第6話:ランドセルと取締役会
1994年。 世間では『Jリーグ』が熱狂を巻き起こし、野茂英雄がメジャーリーグへ渡る準備を始めていた頃。 俺こと藤城蓮は、人生二度目の「小学校入学」という苦行に直面していた。
「蓮くん、これ、お友達と半分こして遊ぶのよ?」 「……分かっているよ、母さん。分配の重要性は理解している」
母・恵美子が持たせてくれたキャラクターものの弁当箱を抱え、俺は区立小学校の門をくぐった。 周囲には、新品のランドセルを背負って無邪気に騒ぐ子供たち。 だが、俺のランドセルの中に入っているのは、教科書ではない。九条舞が開発した、世界最先端の超小型携帯端末と、冴島財閥の再建計画書だ。
(退屈だ。あまりにも退屈すぎる……)
教室の隅に座り、俺は「あいうえお」を復唱する教師の声をBGMに、端末の画面を凝視していた。 現在の俺の総資産は、フューチャー・ゲート社の含み益を含め、実質的に3000億円を超えている。 3歳で冴島財閥を救った「謎の幼子」の噂は財界の最上層部で都市伝説化しており、今や俺の元には、時の首相ですら「意見を伺いたい」と極秘の接触を試みてくる始末だ。
「ちょっと、そこの君。さっきから何を見てるの?」
声をかけてきたのは、クラスの担任である若い女教師だった。 彼女は俺の手元にある「得体の知れない機械」を没収しようと手を伸ばす。

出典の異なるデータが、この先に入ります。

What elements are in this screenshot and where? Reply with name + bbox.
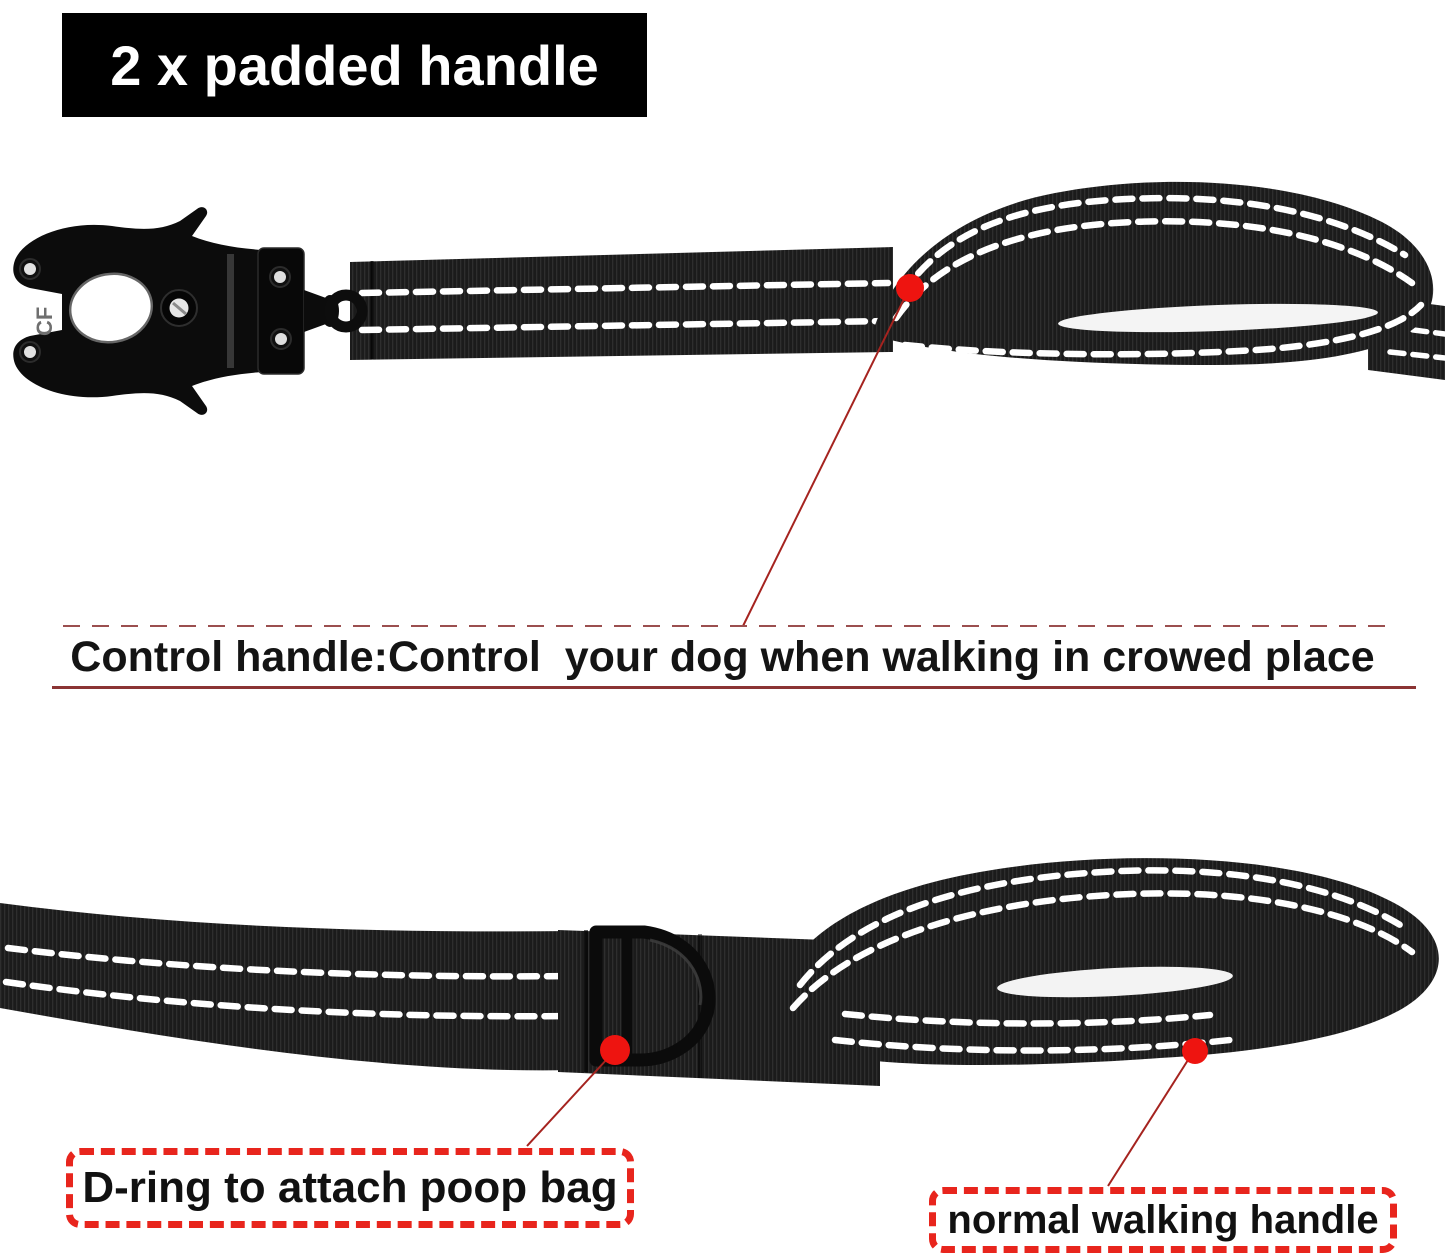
- walking-handle-loop: [770, 858, 1439, 1065]
- snap-hook: [13, 207, 362, 415]
- d-ring-callout: [66, 1148, 634, 1228]
- d-ring-marker-dot: [600, 1035, 630, 1065]
- plate-screw-bottom: [275, 333, 287, 345]
- swivel-ring: [330, 295, 362, 327]
- padded-handle-label-text: 2 x padded handle: [110, 33, 599, 97]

「学校に玩具を持ってきちゃダメでしょ。先生が預かります」 「これは玩具ではない。……今の日本で、この端末一台がどれだけの雇用を生み出し、どれだけの国益を左右するか、君には想像もつかないだろうね」
俺は冷めた瞳で教師を見上げた。
「……はぁ? 何を言って――」 「君の給料を払っている地方自治体の税収が、今年度どれだけ落ち込むか知っているか? 震災の予兆、景気の更なる後退。……先生、君が来月もその教壇に立っていられる保証は、どこにもないんだよ」
3,500文字の「論破」の序曲。 俺は、彼女が持っていた出席簿を指差した。
「その出席簿にある子供たちの親、そのうち3割は僕が実質的に経営する関連会社の従業員だ。僕が『NO』と言えば、この地域の経済は明日にも止まる。……さて、それでも僕の私物を没収するかい?」
教師の顔から血の気が引いていく。 子供の言葉ではない。それは、数万人の運命を握る「支配者」の重圧だった。
放課後。 校門の前に、一台の黒塗りのセンチュリーが停まっていた。 中から出てきたのは、中学生になり、一層凛々しさを増した冴島凛だ。
「蓮、お迎えに来たわよ。今日の取締役会、あなたがいないと始まらないってパパが泣きついているわ」 「ふん、相変わらず情けないな。……凛、舞の様子はどうだ?」
俺はランドセルを凛に預け、当然のように後部座席に乗り込んだ。
「舞さんは六本木のラボに引きこもりきりよ。あなたが指示した『ウィンドウズに対抗する純国産OS』のα版が完成したそうよ。名前は……『REN-OS』にするって張り切ってたわ」
「そうか。ビル・ゲイツに挨拶状を送っておく必要があるな。……『日本市場は、僕が買い取った』とね」
車が滑り出す。 小学校という「日常」を背後に、俺は再び夜の財界という「戦場」へと向かう。
その日の夜、フューチャー・ゲート本社の会議室。 並み居る老経営者たちの中心に、ランドセルを置いた俺が座った。 「さて、諸君。失われた10年を終わらせる準備はできているか?」
小学生の支配者による、第二次バブルへの布石。 それは、既存の権威をすべて破壊し、新たな「日本の王」を戴冠させるための儀式でもあった。